When the U.S. Supreme Court decided in Atkins v. Virginia in 2002 that people who are mentally retarded (now called intellectually disabled) can’t be executed no matter how heinous the crime, it opened a can or worms regarding deciding who actually qualifies for that category. The line between that condition and the next level up (borderline intellectual functioning) is a matter of convention, not really science, so there is a range of disagreement.
A case now being briefed before the court, Hamm v. Smith, deals with the question of how to assess the IQ of someone who has been tested multiple times. The court briefly touched on that issue in 2014 in Hall v. Florida. The year before, Joel Schneider of Temple University proposed a method in a chapter of an edited book. The opinion of the court cited that chapter but brushed it off with the comment that his method is “a complicated endeavor.” Really?

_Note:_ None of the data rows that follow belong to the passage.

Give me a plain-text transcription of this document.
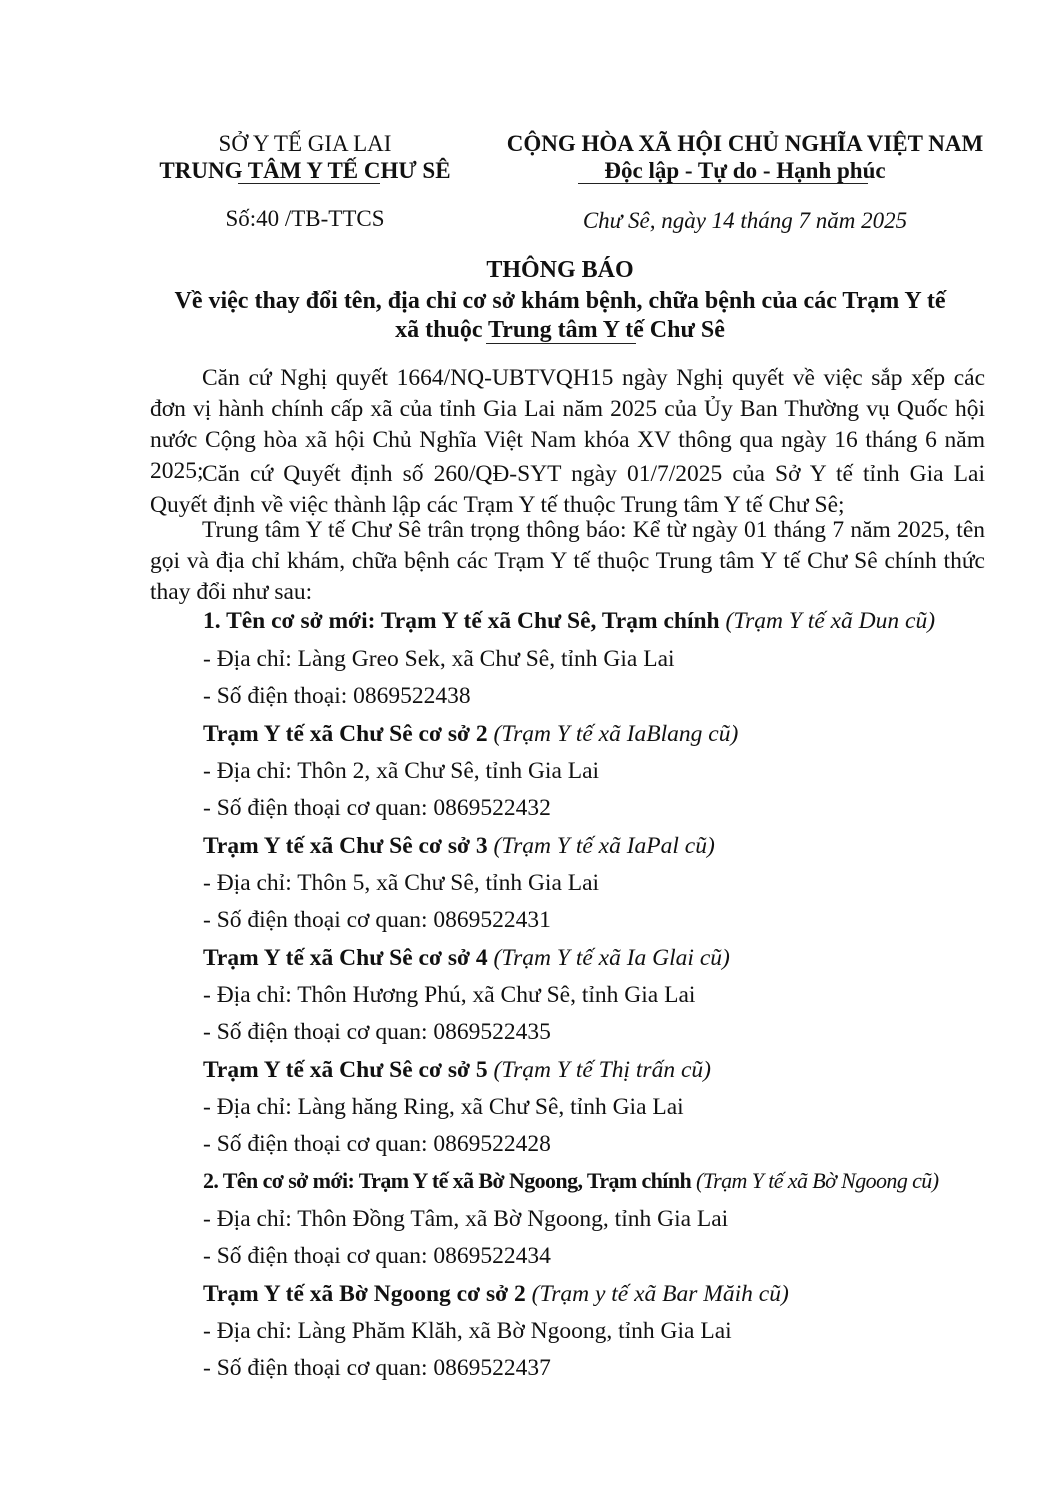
SỞ Y TẾ GIA LAI
TRUNG TÂM Y TẾ CHƯ SÊ
Số:40 /TB-TTCS
CỘNG HÒA XÃ HỘI CHỦ NGHĨA VIỆT NAM
Độc lập - Tự do - Hạnh phúc
Chư Sê, ngày 14 tháng 7 năm 2025
THÔNG BÁO
Về việc thay đổi tên, địa chỉ cơ sở khám bệnh, chữa bệnh của các Trạm Y tế
xã thuộc Trung tâm Y tế Chư Sê
Căn cứ Nghị quyết 1664/NQ-UBTVQH15 ngày Nghị quyết về việc sắp xếp các đơn vị hành chính cấp xã của tỉnh Gia Lai năm 2025 của Ủy Ban Thường vụ Quốc hội nước Cộng hòa xã hội Chủ Nghĩa Việt Nam khóa XV thông qua ngày 16 tháng 6 năm 2025;
Căn cứ Quyết định số 260/QĐ-SYT ngày 01/7/2025 của Sở Y tế tỉnh Gia Lai Quyết định về việc thành lập các Trạm Y tế thuộc Trung tâm Y tế Chư Sê;
Trung tâm Y tế Chư Sê trân trọng thông báo: Kể từ ngày 01 tháng 7 năm 2025, tên gọi và địa chỉ khám, chữa bệnh các Trạm Y tế thuộc Trung tâm Y tế Chư Sê chính thức thay đổi như sau:
1. Tên cơ sở mới: Trạm Y tế xã Chư Sê, Trạm chính (Trạm Y tế xã Dun cũ)
- Địa chỉ: Làng Greo Sek, xã Chư Sê, tỉnh Gia Lai
- Số điện thoại: 0869522438
Trạm Y tế xã Chư Sê cơ sở 2 (Trạm Y tế xã IaBlang cũ)
- Địa chỉ: Thôn 2, xã Chư Sê, tỉnh Gia Lai
- Số điện thoại cơ quan: 0869522432
Trạm Y tế xã Chư Sê cơ sở 3 (Trạm Y tế xã IaPal cũ)
- Địa chỉ: Thôn 5, xã Chư Sê, tỉnh Gia Lai
- Số điện thoại cơ quan: 0869522431
Trạm Y tế xã Chư Sê cơ sở 4 (Trạm Y tế xã Ia Glai cũ)
- Địa chỉ: Thôn Hương Phú, xã Chư Sê, tỉnh Gia Lai
- Số điện thoại cơ quan: 0869522435
Trạm Y tế xã Chư Sê cơ sở 5 (Trạm Y tế Thị trấn cũ)
- Địa chỉ: Làng hăng Ring, xã Chư Sê, tỉnh Gia Lai
- Số điện thoại cơ quan: 0869522428
2. Tên cơ sở mới: Trạm Y tế xã Bờ Ngoong, Trạm chính (Trạm Y tế xã Bờ Ngoong cũ)
- Địa chỉ: Thôn Đồng Tâm, xã Bờ Ngoong, tỉnh Gia Lai
- Số điện thoại cơ quan: 0869522434
Trạm Y tế xã Bờ Ngoong cơ sở 2 (Trạm y tế xã Bar Măih cũ)
- Địa chỉ: Làng Phăm Klăh, xã Bờ Ngoong, tỉnh Gia Lai
- Số điện thoại cơ quan: 0869522437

It’s not all that complicated. I ran the numbers myself on the data in the Smith case. It wasn’t simple, but it was simpler than computing my 2024 income tax return.

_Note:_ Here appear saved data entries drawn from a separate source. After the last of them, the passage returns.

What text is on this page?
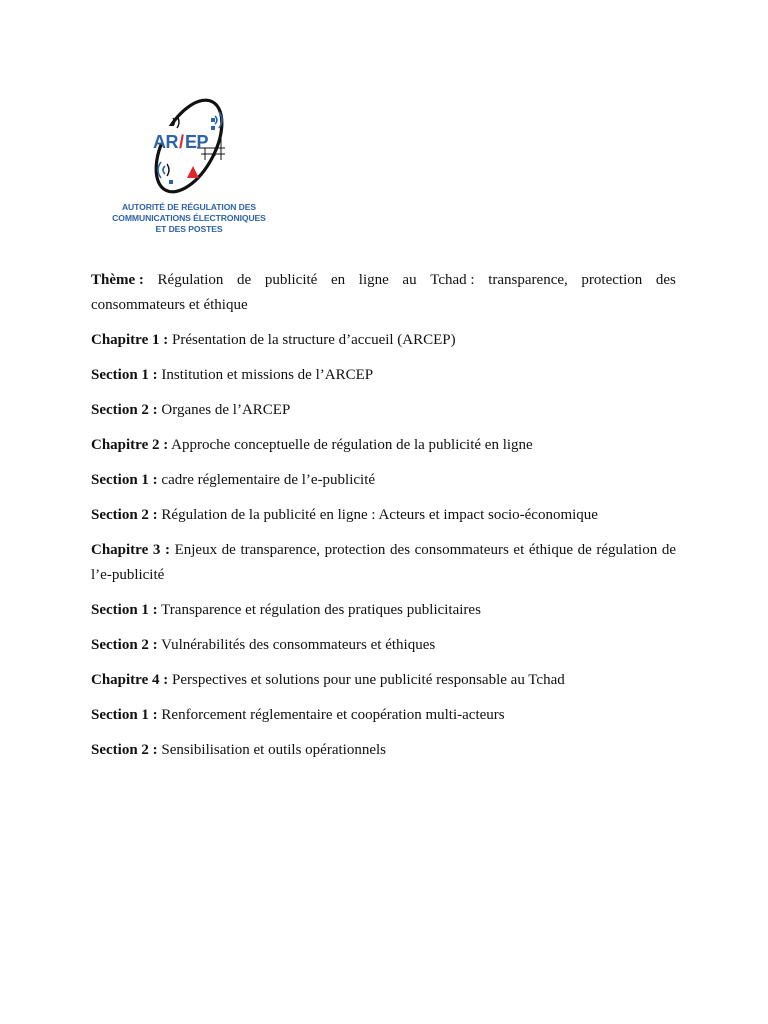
AR / EP
AUTORITÉ DE RÉGULATION DES
COMMUNICATIONS ÉLECTRONIQUES
ET DES POSTES
Thème : Régulation de publicité en ligne au Tchad : transparence, protection des
consommateurs et éthique
Chapitre 1 : Présentation de la structure d’accueil (ARCEP)
Section 1 : Institution et missions de l’ARCEP
Section 2 : Organes de l’ARCEP
Chapitre 2 : Approche conceptuelle de régulation de la publicité en ligne
Section 1 : cadre réglementaire de l’e-publicité
Section 2 : Régulation de la publicité en ligne : Acteurs et impact socio-économique
Chapitre 3 : Enjeux de transparence, protection des consommateurs et éthique de régulation de l’e-publicité
Section 1 : Transparence et régulation des pratiques publicitaires
Section 2 : Vulnérabilités des consommateurs et éthiques
Chapitre 4 : Perspectives et solutions pour une publicité responsable au Tchad
Section 1 : Renforcement réglementaire et coopération multi-acteurs
Section 2 : Sensibilisation et outils opérationnels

As a preliminary matter, the makers of IQ tests regularly publish a “standard error of measurement” (SEM). That number represents, in a statistical way, the scatter one could expect in giving a test multiple times to the same person or to multiple people with identical true IQs. It doesn’t account for a host of other possible errors such as incorrect administration of the test, poor testing conditions, transient mental or physical problems of an examinee having a bad day, or–the big one in criminal cases–malingering.